Still, Kallman told a forum organized by the Richmond Times Dispatch that this year’s UCI World Road Championship will be big.
“This event has only been in the U.S. once before, and that was way back in 1986, when it was in Colorado Springs – in a very kind of off-the-beaten-path place out there, so it’s been a long time since a cycling event of this magnitude has been in the U.S., much less the East Coast.”
These races have already drawn people from around the world, and Peter Hufnagel, who heads a cycling program at the Miller School in Crozet, says fans can expect to see some of their heroes.
“From Peter Sagan, one of the most famous riders in the world to Ben King, it’s as if the Tour de France is coming right here to Virginia.”

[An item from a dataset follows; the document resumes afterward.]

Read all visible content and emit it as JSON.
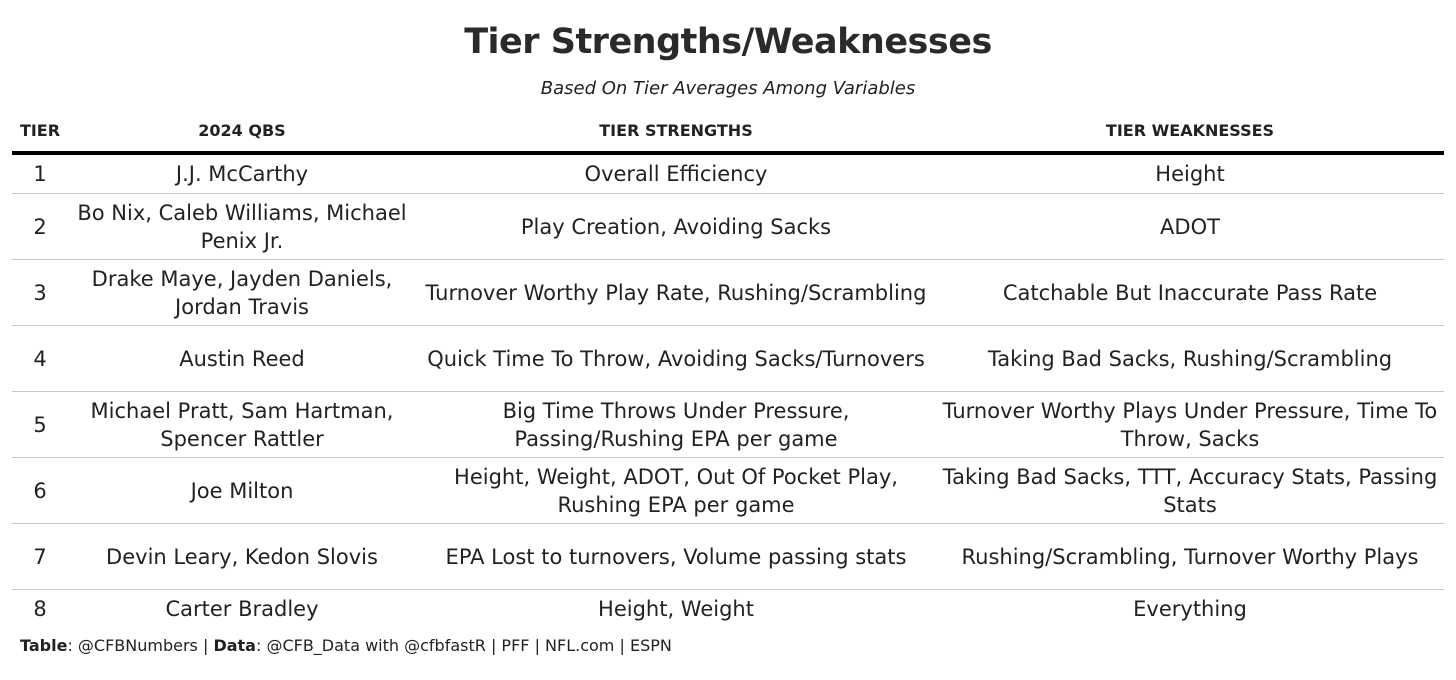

His wife, Andrea Dvorak, will take part in the women’s time trial. She says Richmond is definitely ready.
All the roads have been repaved. What they do is before each race they fully close down the road to allow for the teams and riders to train on the roads, check out the corners. Everyone is excited. I think I even read that VCU has been closed for the entire week.”

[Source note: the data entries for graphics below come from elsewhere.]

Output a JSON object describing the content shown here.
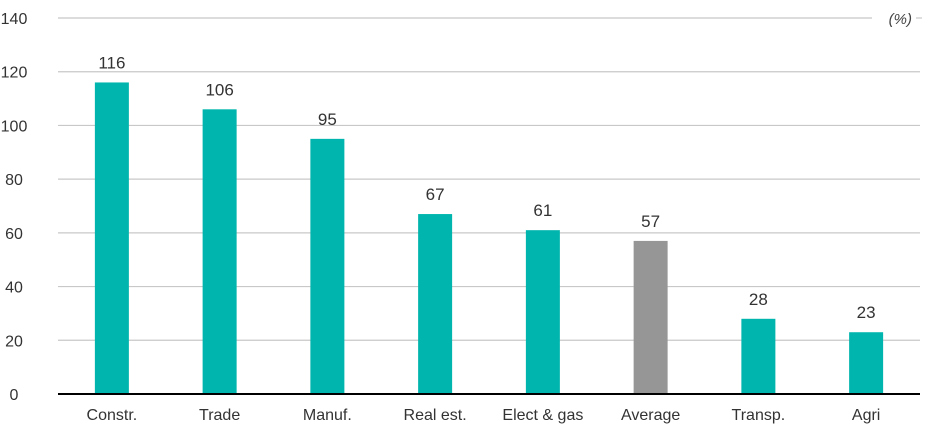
{
  "chart_data": {
    "type": "bar",
    "unit_label": "(%)",
    "categories": [
      "Constr.",
      "Trade",
      "Manuf.",
      "Real est.",
      "Elect & gas",
      "Average",
      "Transp.",
      "Agri"
    ],
    "values": [
      116,
      106,
      95,
      67,
      61,
      57,
      28,
      23
    ],
    "value_labels": [
      "116",
      "106",
      "95",
      "67",
      "61",
      "57",
      "28",
      "23"
    ],
    "y_ticks": [
      "0",
      "20",
      "40",
      "60",
      "80",
      "100",
      "120",
      "140"
    ],
    "ylim": [
      0,
      140
    ],
    "grid": true,
    "colors": {
      "bar": "#00b5ad",
      "highlight_bar": "#969696",
      "grid": "#c8c8c8",
      "axis": "#000000"
    },
    "highlight_category": "Average"
  }
}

Richmond Public Schools have canceled classes next Thursday afternoon and Friday, so school buses won’t have to find new routes when some roads are closed for the competition. The city’s 900 restaurants will definitely be open, and Richmond’s mayor hopes these races will be good for business long after the cyclists have gone home.
“We hope that this will put Richmond on the map, and we’re hoping that there will be people who want to come live here, visit here and do business here. We also want Richmond to become a cycling-friendly city. We believe when this race is over that’s going to take place.”
He may be right if the American team is any indication. Members have been training in nearby Albemarle County – enjoying the Blue Ridge in the fall. We spoke with Schuyler Schneider, Chloe Dygert, Logan Owen, Emma White, Greg Daniel and Ashland Woods, who once attended the Miller School.
“It’s nice to be back. They’re some of the most beautiful roads in the country. Yeah, I love the riding out here. It’s been a great time. It’s been a great time. The roads are super smooth. All of the cars have been giving us space, so it feels safe. They’re a lot of different from the roads back home, because I’m from Denver, Colorado. Rockies are gradual. They’re not super steep, but the climbs here are steep but short, and it’s much more green here. I live in Indiana, so it’s really flat. Coming here it’s hard, but it’s just so pretty that it’s enjoyable for me. It reminds me of home, Upstate New York, but a little warmer. I’m from Mesa, Arizona, a whole different climate for sure.”
Richmond’s convention center will host award ceremonies, allow fans to watch racing on the Jumbotron and visit with 90 vendors, and for those who choose not to brave the crowds, the Universal Sports Network will broadcast live, while, NBC Sports and CNBC offer selective coverage.